B558 <=> B560 [BTG XXXII Hypnotism, p. 559]

“This strange psychic property had its rise soon after the destruction of Atlantis and began to become finally fixed in the presence of every one of them from the time when their ‘Zoostat,’ that is the functioning of their ‘being-consciousness,’ began to be divided in two and when two entirely different consciousnesses having nothing in common with each other were gradually formed in them, namely, those two different consciousnesses, the first of which was called by them simply ‘consciousness’ and the second – when they finally noticed it in themselves – was called and still continues to be called ‘subconsciousness.’
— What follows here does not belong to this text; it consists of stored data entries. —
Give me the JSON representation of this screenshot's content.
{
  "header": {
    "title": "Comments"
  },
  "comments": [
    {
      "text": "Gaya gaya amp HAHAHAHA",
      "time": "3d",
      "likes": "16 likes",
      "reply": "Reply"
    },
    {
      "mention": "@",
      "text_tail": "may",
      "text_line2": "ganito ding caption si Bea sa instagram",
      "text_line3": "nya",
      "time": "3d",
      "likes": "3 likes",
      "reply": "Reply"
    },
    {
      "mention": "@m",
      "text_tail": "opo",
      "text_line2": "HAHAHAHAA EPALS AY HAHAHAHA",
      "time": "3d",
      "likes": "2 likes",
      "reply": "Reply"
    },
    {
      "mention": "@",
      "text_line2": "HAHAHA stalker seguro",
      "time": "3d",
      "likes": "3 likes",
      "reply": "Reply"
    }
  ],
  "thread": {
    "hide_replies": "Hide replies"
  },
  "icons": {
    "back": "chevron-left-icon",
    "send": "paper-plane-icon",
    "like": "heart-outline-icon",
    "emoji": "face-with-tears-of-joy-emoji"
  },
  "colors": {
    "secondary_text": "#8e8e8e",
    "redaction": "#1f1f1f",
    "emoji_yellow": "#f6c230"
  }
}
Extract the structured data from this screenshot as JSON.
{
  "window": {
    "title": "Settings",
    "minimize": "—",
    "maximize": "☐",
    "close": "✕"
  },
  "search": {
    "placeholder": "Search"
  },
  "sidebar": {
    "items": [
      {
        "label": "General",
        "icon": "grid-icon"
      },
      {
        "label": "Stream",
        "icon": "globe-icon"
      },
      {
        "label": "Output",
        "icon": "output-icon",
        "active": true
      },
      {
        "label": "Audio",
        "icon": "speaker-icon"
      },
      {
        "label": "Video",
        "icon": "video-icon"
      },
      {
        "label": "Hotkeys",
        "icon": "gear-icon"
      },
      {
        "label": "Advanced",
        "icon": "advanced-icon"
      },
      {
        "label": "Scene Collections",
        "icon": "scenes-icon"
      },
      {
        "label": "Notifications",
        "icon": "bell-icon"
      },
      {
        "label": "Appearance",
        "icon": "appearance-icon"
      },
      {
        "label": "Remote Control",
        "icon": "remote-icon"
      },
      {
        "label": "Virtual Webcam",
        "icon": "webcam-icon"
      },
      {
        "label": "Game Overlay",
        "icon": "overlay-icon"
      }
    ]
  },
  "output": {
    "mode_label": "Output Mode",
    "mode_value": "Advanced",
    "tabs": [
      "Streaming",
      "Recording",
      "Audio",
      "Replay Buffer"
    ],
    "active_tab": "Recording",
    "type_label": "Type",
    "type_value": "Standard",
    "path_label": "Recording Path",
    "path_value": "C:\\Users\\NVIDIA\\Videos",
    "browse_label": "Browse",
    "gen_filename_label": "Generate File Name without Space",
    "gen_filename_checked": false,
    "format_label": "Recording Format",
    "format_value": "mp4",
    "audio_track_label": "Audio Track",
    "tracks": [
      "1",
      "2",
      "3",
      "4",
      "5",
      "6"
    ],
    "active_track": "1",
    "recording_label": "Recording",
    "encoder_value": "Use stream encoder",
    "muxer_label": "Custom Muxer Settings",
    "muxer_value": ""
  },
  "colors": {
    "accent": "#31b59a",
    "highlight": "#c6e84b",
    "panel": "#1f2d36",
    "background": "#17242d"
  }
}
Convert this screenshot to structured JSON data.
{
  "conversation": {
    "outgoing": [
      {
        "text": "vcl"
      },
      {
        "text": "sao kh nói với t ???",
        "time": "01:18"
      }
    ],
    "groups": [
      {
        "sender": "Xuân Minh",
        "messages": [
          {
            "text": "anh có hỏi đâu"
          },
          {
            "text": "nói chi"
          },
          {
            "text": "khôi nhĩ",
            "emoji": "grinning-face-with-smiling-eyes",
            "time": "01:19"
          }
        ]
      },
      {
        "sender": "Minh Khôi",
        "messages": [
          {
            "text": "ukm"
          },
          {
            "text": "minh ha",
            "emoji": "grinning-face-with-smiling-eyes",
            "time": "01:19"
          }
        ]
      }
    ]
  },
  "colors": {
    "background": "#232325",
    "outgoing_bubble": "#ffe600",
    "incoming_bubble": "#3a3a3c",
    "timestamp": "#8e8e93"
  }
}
“If you try clearly to represent to yourself and to transubstantiate in the corresponding parts of your common presence all I am about to explain to you, you will perhaps then thoroughly understand nearly half of all the causes why the psyche of these three-brained beings who have taken your fancy and who breed on the planet Earth has finally become such a unique phenomenon.

“This psychic particularity, namely, of falling into a ‘hypnotic state,’ is, as I have already said, inherent to the three-brained beings only of this planet of yours, and one can therefore say that if they did not exist, then in all our Great Universe there would not exist in general even a being-notion of ‘hypnotism.’

“Before explaining to you further about all this, it is here appropriate to emphasize that although during the last twenty centuries almost the entire process of the ordinary waking existence of most of the three-brained beings who have taken your fancy, particularly of the beings of contemporary times, flows under the influence of this inherency of theirs, nevertheless they themselves give the name hypnotic state only to that state of theirs during which the processes of this particular property flow in them acceleratedly and the results of which are obtained concentratedly. And they fail to notice, or, as they would say, they are not struck by irregular results of this inherency which has recently become fixed in the ordinary process of their existences, because, on the one hand, in the absence in them in general of normal self-perfecting, they have not what is called a ‘wide horizon,’ and on the other hand, arising and existing according to the principle Itoklanoz, it has already become inherent in them ‘quickly-to-forget’ what they perceive. But when the said results of this inherency of theirs are obtained ‘acceleratedly-concentratedly,’ then every kind of irregular manifestation, their own and those of others, become real to such a degree that they become acutely obvious even to their bobtailed reason and therefore unavoidably perceptible.